Colocou a roupa e olhou-se no espelho: sentiu-se bonita, um excelente e raro sinal. Estava um pouco atrasada e saiu logo, cruzando a rua com um “eu te amo” na cabeça. Resistiu em dizê-lo para a primeira pessoa que visse, gesto potencialmente mal-interpretado. Ela andava olhando para os lados procurando brechas, oportunidades. A manhã clara fazia-se cedo, cheia, lotada de eu-te-amos possíveis, nunca suficientes.
Encontrou um rosto conhecido na parada de ônibus.
— Oi. Bom dia!
— Dia. Está bonita hoje.
— Brigada — disse, confirmando-se com declarações de amor inauditas.
Olhou tão fundo nos olhos dele que ele até se assustou.

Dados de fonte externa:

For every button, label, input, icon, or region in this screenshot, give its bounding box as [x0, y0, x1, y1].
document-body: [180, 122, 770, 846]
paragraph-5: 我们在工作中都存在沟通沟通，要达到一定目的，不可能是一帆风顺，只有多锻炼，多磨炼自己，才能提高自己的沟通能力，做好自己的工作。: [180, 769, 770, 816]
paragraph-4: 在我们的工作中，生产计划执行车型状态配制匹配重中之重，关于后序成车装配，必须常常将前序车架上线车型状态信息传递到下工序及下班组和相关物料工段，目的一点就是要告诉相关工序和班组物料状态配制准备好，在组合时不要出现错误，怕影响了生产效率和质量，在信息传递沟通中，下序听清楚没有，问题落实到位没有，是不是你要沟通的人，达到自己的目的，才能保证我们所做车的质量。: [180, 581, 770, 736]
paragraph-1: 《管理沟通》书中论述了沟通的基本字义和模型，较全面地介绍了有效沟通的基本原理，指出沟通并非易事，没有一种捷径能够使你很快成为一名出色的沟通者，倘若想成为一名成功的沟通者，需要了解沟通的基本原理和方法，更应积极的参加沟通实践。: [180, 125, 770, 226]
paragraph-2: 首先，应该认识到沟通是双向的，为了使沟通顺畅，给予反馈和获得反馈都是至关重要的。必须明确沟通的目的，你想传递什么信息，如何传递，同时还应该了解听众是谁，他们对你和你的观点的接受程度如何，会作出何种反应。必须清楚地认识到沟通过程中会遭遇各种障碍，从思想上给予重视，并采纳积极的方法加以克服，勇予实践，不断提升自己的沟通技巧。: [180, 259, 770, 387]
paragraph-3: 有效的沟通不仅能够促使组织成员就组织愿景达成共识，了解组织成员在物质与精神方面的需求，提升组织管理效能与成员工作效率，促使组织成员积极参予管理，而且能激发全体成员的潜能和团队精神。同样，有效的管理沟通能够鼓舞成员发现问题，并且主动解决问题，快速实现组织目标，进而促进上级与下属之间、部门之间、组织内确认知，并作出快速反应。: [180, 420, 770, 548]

Eu-te-amo-eu-te-amo-eu-te-amo.
— A gente se conhece a muito tempo, né? — soltou ela, sem saber direito como começar. Ele riu um pouquinho.
— Você é uma amigona.
Tem de ser assim, um tiro. Rápido. Direto.
— É que eu queria dizer... eu te amo.
Susto.
— É... que lindo de você. Eu também te amo — ele respondeu, meio sem graça.
Ela riu, um pouco desapontada. O desapontamento logo passou, entretanto, ao ver que tinha dito eu te amo e que fora compreendida. Ficou feliz.
Eu-te-amos nunca saem à toa, pensou antes de subir no ônibus.